Damn. For a second there, it looked as though California had really done the planet a solid yesterday. Proposition 23, which would have essentially killed the state's climate change legislation, was handily defeated.
But it turns out a lot of polluters weren't even bothering with Proposition 23. They were pouring their energy—and money—into Proposition 26.
From The Los Angeles Times:
Proposition 26 proponents, including the California Chamber of Commerce, tobacco and alcohol companies, as well as oil companies, call their effort the “Stop Hidden Taxes” campaign.
Environmentalists and green-tech promoters, who have responded with millions of dollars of their own, call the initiative “Prop. 23’s evil twin” and “a sneak attack.”

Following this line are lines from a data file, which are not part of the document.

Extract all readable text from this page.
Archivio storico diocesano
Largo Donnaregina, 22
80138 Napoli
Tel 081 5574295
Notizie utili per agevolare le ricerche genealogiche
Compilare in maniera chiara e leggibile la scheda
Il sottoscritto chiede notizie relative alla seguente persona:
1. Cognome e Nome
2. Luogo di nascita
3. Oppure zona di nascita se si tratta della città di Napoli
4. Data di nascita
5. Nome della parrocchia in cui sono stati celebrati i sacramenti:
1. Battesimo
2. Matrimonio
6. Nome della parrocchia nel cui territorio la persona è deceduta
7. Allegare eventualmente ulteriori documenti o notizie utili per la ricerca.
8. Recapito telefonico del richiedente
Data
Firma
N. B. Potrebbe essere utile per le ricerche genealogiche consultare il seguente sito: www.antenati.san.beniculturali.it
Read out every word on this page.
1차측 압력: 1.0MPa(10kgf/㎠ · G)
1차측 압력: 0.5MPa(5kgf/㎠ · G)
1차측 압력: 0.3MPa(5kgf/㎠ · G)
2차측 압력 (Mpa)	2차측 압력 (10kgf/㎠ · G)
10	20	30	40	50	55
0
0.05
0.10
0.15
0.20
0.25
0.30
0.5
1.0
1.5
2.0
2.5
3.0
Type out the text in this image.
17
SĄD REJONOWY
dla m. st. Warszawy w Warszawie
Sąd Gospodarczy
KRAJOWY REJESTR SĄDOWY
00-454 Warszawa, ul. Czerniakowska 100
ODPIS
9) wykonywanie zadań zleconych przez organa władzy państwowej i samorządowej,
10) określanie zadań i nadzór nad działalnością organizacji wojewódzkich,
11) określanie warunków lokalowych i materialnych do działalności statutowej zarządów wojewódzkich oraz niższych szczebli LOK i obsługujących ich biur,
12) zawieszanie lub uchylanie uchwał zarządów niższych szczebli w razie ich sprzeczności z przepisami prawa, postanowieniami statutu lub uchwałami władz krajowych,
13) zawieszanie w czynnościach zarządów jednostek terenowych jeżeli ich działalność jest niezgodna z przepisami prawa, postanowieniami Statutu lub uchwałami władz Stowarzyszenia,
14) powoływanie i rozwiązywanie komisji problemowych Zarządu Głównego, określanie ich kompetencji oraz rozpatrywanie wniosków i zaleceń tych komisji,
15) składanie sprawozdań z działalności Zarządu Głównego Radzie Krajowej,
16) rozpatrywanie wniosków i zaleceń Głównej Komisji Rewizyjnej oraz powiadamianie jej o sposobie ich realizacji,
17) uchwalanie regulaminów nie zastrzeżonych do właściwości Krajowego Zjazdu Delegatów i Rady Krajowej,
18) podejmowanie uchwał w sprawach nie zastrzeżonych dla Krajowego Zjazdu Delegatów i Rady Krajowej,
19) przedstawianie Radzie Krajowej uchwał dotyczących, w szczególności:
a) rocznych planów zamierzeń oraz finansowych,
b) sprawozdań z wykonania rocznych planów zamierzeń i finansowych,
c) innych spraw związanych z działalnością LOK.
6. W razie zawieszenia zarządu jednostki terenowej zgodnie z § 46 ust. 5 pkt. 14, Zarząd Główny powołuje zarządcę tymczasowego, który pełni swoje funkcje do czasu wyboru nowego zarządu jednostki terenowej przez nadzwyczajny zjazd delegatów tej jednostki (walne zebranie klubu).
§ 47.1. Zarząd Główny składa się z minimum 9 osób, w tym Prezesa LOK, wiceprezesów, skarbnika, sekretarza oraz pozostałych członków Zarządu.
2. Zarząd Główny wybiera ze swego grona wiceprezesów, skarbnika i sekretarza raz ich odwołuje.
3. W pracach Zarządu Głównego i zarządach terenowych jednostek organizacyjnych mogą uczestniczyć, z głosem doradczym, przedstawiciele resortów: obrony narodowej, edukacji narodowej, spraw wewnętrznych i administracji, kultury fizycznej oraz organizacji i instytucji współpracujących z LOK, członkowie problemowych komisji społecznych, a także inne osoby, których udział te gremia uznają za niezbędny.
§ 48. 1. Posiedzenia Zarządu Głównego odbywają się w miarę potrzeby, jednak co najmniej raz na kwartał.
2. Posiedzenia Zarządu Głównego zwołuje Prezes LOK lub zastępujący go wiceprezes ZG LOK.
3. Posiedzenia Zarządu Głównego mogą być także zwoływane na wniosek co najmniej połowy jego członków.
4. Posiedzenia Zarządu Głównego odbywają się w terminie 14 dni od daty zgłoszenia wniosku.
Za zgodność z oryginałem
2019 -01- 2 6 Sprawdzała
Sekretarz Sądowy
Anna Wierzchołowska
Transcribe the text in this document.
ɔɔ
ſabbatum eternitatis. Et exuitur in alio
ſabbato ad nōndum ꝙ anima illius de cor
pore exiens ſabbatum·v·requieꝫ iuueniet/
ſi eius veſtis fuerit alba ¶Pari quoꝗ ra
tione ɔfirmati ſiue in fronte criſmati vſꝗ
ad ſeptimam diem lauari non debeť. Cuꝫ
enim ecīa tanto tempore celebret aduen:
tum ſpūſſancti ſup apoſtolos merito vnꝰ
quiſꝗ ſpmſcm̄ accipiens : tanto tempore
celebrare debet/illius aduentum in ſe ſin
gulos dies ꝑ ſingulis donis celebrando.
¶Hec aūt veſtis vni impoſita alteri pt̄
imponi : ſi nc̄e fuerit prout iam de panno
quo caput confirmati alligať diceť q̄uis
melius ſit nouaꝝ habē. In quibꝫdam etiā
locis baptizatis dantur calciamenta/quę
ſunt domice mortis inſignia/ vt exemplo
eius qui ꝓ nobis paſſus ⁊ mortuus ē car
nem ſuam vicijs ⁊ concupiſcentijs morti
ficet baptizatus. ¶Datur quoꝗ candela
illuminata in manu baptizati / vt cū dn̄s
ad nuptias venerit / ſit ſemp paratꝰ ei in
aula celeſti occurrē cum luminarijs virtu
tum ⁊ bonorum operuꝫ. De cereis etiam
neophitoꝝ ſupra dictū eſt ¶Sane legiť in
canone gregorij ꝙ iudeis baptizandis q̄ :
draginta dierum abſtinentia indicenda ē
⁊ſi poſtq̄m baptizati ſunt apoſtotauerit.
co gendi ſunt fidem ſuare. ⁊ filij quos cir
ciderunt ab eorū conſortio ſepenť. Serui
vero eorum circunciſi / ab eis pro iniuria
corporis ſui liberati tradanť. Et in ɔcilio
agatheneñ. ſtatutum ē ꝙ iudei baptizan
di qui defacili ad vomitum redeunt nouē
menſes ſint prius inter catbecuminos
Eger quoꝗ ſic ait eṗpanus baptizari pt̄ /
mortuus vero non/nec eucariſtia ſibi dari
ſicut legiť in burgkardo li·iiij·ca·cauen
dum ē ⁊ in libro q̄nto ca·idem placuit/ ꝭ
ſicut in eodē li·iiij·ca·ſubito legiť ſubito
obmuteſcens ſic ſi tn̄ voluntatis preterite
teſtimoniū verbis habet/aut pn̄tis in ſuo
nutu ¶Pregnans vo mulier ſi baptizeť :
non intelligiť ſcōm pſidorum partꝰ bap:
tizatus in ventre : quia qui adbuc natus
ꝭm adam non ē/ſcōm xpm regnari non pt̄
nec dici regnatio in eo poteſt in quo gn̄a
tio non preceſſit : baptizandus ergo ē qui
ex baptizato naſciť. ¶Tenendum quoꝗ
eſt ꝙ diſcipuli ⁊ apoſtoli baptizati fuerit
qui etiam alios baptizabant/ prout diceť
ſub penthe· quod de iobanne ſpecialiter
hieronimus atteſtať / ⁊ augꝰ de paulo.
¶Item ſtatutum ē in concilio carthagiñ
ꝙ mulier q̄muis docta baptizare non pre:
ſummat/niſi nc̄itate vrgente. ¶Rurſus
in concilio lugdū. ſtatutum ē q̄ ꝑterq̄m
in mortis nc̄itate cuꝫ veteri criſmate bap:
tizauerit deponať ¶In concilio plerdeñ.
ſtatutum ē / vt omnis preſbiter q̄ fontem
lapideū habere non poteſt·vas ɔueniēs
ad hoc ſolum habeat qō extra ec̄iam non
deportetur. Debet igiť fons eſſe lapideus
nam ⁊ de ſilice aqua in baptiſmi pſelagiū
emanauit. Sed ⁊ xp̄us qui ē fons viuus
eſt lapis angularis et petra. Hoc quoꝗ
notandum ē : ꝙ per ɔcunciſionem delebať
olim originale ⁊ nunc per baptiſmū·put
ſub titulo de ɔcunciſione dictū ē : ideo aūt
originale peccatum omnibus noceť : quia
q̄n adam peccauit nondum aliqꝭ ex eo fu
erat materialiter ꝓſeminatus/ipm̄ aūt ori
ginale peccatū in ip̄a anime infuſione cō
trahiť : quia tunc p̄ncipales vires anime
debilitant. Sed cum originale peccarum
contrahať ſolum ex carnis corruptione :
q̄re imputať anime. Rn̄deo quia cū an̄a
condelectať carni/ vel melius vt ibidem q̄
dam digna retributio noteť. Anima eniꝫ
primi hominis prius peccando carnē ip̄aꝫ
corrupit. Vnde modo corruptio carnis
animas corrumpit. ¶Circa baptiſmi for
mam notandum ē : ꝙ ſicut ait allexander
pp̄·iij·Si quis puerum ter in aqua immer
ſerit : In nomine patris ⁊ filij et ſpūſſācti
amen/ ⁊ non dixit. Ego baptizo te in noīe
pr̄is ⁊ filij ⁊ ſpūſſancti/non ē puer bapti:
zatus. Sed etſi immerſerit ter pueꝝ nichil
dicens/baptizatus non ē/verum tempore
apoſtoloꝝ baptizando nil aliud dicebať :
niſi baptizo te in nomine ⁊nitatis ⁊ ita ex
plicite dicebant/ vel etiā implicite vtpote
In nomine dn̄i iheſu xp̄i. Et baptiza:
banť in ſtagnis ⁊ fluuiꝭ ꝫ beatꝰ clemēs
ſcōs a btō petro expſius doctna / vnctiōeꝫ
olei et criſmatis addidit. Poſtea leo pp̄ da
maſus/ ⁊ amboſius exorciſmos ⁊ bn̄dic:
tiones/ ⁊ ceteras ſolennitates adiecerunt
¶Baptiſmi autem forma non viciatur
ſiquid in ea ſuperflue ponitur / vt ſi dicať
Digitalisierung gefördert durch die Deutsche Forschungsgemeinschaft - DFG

Until recently, Proposition 26 was so far under the public radar that no public polls asked voters about it. As of last week, internal campaign surveys showed an even split on it among voters who had made up their minds; more than a quarter, however, were undecided — often a sign that a ballot measure will fail.
Chevron has contributed $3.9 million, the single largest donation by a company, to an $18.3-million joint campaign fund to push Proposition 26 and combat Proposition 25, an initiative to overturn California's requirement for a two-thirds vote on state budgets.\n
The fear is that Proposition 26, which passed yesterday, might make it impossible for California to actually enforce the climate change legislation that survived yesterday. Bummer.